If we are alone, and we are dissatisfied, we can change the scene – either by traveling or adapting the world to suit ourselves. If we are with a few other people, it is usually still possible to convince them to enact some sort of change to relieve the pressure – but, as the number of people increases and increases and increases, the world comes to seem more static, less mutable. Systems of management are devised and implemented, and as the number of people involved in creating these systems increase and their responsibilities diverge these systems, as well, come to seem distant and immutable

Nothing is actually any more permanent than before – actually, probably less so, since we have a tendency to affect fairly rapid change on our environment – but our perception of our ability to intentionally effect these changes fades. Like we’re all trying to push a large rock, none of us really feel like we’re affecting any change – and yet the rock moves. Even those with undeniable power seem to buy into the illusion – to our collective ruin, since rapacious consumption becomes that much easier to justify when one can internally believe the environment to be immutable. You cannot destroy a world that cannot be changed.

It’s a kind of incentivized reasoning. If the world can be changed, then that means we might be making it worse. If the world can be changed, then we have an obligation to make it better. If the world can be changed, but we have no actual capacity to change it ourselves, then we are imprisoned. None of these notions are pleasant to think about.

So we don’t.

We proceed on the assumption that the world is constant, that any changes we make are superficial. We know this to not be true, now, based on our effects on the climate, but the basic belief still lingers: We might, we reason, be able to change the world if we had control, but we don’t have control, our societal structures do – then we feel powerless to change those, in turn, achieving the same basic effect.

“We live in capitalism. Its power seems inescapable. So did the divine right of kings. Any human power can be resisted and changed by human beings.”

Ursula K. Le Guin

The implied burden of of this power for change is too much for any single person, and so movements must be built around it. The American spirit of rugged individualism tends to work against this necessity. This is probably not an accident.

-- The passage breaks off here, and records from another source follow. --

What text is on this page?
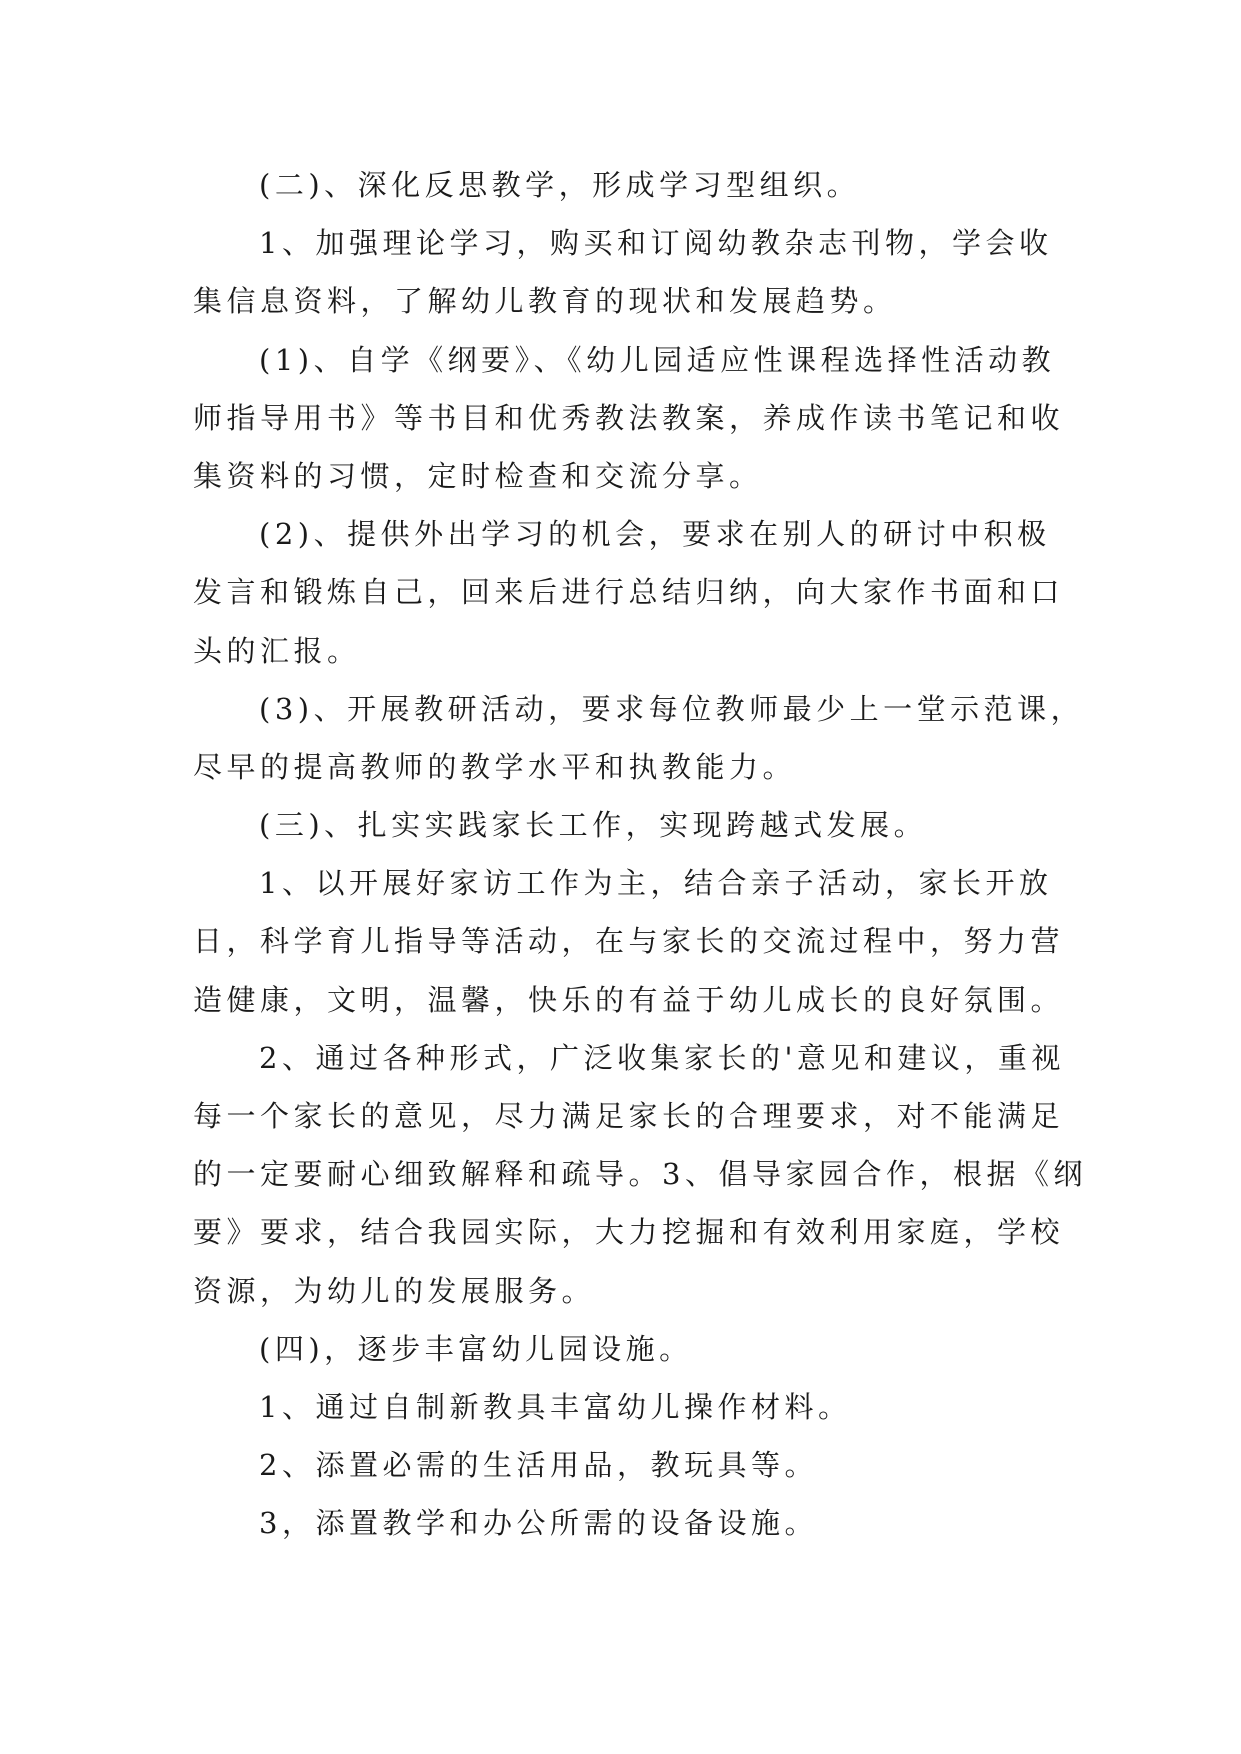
(二)、深化反思教学，形成学习型组织。
1、加强理论学习，购买和订阅幼教杂志刊物，学会收
集信息资料，了解幼儿教育的现状和发展趋势。
(1)、自学《纲要》、《幼儿园适应性课程选择性活动教
师指导用书》等书目和优秀教法教案，养成作读书笔记和收
集资料的习惯，定时检查和交流分享。
(2)、提供外出学习的机会，要求在别人的研讨中积极
发言和锻炼自己，回来后进行总结归纳，向大家作书面和口
头的汇报。
(3)、开展教研活动，要求每位教师最少上一堂示范课，
尽早的提高教师的教学水平和执教能力。
(三)、扎实实践家长工作，实现跨越式发展。
1、以开展好家访工作为主，结合亲子活动，家长开放
日，科学育儿指导等活动，在与家长的交流过程中，努力营
造健康，文明，温馨，快乐的有益于幼儿成长的良好氛围。
2、通过各种形式，广泛收集家长的'意见和建议，重视
每一个家长的意见，尽力满足家长的合理要求，对不能满足
的一定要耐心细致解释和疏导。3、倡导家园合作，根据《纲
要》要求，结合我园实际，大力挖掘和有效利用家庭，学校
资源，为幼儿的发展服务。
(四)，逐步丰富幼儿园设施。
1、通过自制新教具丰富幼儿操作材料。
2、添置必需的生活用品，教玩具等。
3，添置教学和办公所需的设备设施。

When we make game worlds to live in for entertainment, they are also mostly static, with some notable exceptions. Even for those games where we can readily change our environment, though, such as Minecraft, we seldom have any significant effect on the underlying systems of these environments. You can carve away chunks of the world, replant it with greenery, open up dimensional portals, but you can’t really change how anything lives or dies, moves or acts. This is fine: Implementing a truly adaptable system like this would be a massive technical and artistic undertaking, but it’s telling how few games even try, or see this as a gap.

One notable exception to this trend I can think of is Dwarf Fortress, a game which is notorious for systematizing everything to an extent that becomes baffling and overwhelming. A careless decision can lead to a base getting flooded with lava or invaded by hippopotamuses. Other useful comparison points are the classic MUD (Multi User Dungeon) games, which allowed players to create their own regions with their own rules, and Second Life, a 3d successor to these primarily notorious for providing a playground for virtual sexual exploits.

Dynamic world games are still rarely respected by “hard core gamers,” though – either treated as impenetrable novelties like Dwarf Fortress, childish playgrounds like Minecraft, or both, as is the case with Second Life. No matter how popular these games may be, they’re always understood to be outside the mainstream of what games are and what gamers want.

What we want, what we are meant to want, is to take what we are given and enjoy it, and to strenuously avoid thinking about the possibilities of change and what they might imply.